The epidemic, which began at East Coast military bases in September 1918, quickly spread, leading to an estimated 675,000 deaths within months. Roanoke was hit hard. In the epidemic’s first three weeks, 3,031 cases were reported, with at least 50 deaths.

The military connection has special interest to Tiffany, who left Virginia Tech in 2005 for a five-year stint in the U.S. Air Force. He returned in 2010 as an Air Force reservist and will graduate on Friday with a degree in English.

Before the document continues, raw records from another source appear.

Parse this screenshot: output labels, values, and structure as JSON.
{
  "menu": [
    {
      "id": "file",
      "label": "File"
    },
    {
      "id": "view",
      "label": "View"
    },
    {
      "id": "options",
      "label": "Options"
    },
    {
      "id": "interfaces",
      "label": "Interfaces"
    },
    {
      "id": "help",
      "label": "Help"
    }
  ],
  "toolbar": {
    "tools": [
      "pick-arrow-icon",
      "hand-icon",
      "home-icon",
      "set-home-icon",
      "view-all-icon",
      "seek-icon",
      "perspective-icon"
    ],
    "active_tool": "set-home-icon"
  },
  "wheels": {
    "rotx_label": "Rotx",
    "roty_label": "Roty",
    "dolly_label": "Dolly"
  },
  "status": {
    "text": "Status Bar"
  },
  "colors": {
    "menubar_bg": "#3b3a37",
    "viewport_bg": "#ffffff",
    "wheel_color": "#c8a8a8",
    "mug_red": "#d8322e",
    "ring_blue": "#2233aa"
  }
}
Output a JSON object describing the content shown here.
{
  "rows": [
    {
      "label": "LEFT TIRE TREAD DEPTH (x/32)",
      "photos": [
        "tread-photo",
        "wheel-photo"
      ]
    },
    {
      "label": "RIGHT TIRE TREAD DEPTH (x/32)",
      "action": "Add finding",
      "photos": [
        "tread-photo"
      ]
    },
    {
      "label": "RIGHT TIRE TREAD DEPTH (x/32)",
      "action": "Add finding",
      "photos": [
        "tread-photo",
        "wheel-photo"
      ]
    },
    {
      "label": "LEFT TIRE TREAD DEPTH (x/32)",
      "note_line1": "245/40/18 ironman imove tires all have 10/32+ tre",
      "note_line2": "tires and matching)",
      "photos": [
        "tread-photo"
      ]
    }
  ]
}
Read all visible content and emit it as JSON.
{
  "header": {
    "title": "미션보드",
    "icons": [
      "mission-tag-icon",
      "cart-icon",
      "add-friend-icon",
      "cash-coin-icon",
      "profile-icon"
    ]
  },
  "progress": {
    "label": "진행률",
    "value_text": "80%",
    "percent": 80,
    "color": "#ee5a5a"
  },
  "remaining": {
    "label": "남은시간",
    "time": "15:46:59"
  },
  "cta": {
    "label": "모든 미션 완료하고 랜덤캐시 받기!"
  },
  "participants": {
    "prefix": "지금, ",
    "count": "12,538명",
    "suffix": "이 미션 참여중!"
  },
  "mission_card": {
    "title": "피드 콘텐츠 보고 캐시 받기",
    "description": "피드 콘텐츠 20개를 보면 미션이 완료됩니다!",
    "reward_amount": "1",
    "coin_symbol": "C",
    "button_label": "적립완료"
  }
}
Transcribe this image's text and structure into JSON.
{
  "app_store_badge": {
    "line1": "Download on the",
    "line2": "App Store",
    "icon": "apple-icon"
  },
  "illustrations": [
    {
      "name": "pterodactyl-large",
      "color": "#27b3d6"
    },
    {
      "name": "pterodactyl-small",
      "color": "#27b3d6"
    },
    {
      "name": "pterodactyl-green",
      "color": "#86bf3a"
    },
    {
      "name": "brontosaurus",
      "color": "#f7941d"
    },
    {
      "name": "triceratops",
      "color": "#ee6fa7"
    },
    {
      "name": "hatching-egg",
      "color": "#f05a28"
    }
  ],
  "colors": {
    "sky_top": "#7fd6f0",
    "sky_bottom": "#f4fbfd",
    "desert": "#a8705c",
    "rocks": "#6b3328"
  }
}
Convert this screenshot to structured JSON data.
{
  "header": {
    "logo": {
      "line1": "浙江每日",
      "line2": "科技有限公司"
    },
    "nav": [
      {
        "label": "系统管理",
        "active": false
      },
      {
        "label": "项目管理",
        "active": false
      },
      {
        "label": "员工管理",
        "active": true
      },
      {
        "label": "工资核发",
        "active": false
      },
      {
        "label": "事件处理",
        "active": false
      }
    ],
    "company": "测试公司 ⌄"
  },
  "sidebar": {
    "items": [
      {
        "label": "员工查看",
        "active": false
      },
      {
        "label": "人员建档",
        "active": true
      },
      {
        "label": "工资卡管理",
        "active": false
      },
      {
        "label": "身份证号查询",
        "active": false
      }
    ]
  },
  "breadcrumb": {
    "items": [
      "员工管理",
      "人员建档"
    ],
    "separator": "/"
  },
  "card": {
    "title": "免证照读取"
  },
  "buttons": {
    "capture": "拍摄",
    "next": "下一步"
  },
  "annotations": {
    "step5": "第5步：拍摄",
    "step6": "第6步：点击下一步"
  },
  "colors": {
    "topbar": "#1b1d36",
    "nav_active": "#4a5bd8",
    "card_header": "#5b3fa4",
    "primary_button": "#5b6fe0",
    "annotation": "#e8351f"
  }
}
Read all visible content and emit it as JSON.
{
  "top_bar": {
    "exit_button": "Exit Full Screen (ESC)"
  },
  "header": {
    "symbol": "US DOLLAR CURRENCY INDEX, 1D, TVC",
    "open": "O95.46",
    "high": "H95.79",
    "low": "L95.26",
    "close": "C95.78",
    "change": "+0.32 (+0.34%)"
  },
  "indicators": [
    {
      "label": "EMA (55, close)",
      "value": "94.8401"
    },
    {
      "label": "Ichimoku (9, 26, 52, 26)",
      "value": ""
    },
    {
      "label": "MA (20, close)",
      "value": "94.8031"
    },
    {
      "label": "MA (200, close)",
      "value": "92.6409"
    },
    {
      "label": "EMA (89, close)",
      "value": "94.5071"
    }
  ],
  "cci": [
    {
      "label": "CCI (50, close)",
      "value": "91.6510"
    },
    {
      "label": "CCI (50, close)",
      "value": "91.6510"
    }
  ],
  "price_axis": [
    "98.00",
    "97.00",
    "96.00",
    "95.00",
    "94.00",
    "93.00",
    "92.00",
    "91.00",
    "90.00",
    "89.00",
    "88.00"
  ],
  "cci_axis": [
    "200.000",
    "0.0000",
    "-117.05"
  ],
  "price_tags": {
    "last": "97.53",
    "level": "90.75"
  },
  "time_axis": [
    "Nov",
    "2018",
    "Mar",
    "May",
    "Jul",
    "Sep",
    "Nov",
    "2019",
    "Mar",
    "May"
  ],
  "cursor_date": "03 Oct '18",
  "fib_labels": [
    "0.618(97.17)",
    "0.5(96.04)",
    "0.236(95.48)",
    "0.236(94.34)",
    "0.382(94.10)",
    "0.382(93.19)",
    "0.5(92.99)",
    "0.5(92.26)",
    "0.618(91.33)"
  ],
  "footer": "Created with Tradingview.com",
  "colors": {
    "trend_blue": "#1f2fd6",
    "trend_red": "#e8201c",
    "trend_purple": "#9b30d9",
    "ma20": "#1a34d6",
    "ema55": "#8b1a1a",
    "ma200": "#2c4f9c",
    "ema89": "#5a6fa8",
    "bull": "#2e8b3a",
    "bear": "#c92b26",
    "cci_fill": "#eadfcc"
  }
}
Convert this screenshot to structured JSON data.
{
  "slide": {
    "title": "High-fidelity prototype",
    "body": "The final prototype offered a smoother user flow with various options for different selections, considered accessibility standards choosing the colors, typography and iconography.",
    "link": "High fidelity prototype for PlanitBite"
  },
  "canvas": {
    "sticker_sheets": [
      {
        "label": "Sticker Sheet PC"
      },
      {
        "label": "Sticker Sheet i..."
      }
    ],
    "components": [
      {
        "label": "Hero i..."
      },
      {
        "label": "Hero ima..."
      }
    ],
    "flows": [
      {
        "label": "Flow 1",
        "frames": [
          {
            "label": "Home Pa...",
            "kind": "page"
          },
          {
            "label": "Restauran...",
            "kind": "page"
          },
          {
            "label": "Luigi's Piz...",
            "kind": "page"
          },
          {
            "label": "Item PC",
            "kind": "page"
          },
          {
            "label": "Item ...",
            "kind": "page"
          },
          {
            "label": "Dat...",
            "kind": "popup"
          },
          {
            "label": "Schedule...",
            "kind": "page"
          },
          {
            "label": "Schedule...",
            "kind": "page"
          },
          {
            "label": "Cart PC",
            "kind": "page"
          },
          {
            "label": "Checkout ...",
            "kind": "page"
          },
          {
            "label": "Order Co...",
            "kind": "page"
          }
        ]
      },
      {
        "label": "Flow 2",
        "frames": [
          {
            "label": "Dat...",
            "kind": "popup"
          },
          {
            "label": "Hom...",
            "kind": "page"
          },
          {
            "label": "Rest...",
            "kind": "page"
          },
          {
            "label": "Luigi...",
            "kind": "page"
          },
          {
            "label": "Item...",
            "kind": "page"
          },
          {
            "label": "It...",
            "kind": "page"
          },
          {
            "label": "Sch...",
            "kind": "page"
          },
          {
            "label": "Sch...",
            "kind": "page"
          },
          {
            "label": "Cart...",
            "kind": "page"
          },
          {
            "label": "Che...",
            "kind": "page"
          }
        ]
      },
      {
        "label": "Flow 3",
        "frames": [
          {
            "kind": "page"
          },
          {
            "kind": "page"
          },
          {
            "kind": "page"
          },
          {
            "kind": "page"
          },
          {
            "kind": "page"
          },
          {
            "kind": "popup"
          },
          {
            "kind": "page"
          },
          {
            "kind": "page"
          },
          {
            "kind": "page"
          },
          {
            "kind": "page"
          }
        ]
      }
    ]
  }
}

The ad project is an offshoot of research by Tom Ewing, an associate dean in the College of Liberal Arts and Human Sciences and a professor in the Department of History. Ewing is a principal investigator for “An Epidemiology of Information: Data Mining the 1918 Influenza Pandemic,” a winning proposal in the international Digging into Data Challenge, which funds innovative humanities and social science research.

Studying the massive amounts of data collected from newspapers across the country in 1918, Ewing became intrigued with how ads shaped the flow of information at a time of crisis. He collaborated with Jennifer Mooney, a senior instructor in the Department of English, on various aspects of the posters. 

Mooney, who was teaching Tiffany in her Designing Documents for Print spring semester course, recognized his talent and recommended him to Ewing.

The three met in May to review more than 100 ads and to discuss color, layout, font and graphics. In creating the posters, Ewing said, “we looked for a balance between text and images.” Some of the ads were taken directly from microfilm and are not touched up. Others have been digitized and look cleaner. They vary in tone from alarmist to reassuring.

Some of the measures are still good advice: “After the day’s work wash face and hands,” reads an ad for Lifebuoy soap. Others, not so much: “Influenza? Keep your bowels in good condition with Rexall Orderlies,” advises an ad for an Arizona drugstore.

With funding from the Digging into Data grant, Ewing offered Tiffany a summer job working on the posters. “We went over options for display, themes, and size of the posters,” Tiffany said. “I made tons of mockups. The first set was somewhere between 30 and 50 posters.”

Settling on 12, Tiffany and Ewing took the posters to the museum in July for review. Titled “Protect Yourself Against Influenza,” the exhibit opened in Roanoke Nov. 3 and continues through January.

“It was the perfect summer job,” Tiffany said. “Besides getting paid, getting the experience was invaluable.”

The project led to another benefit for Tiffany. He was honored by the College of Liberal Arts and Human Sciences as its Undergraduate Research Scholar of the Month for November 2013.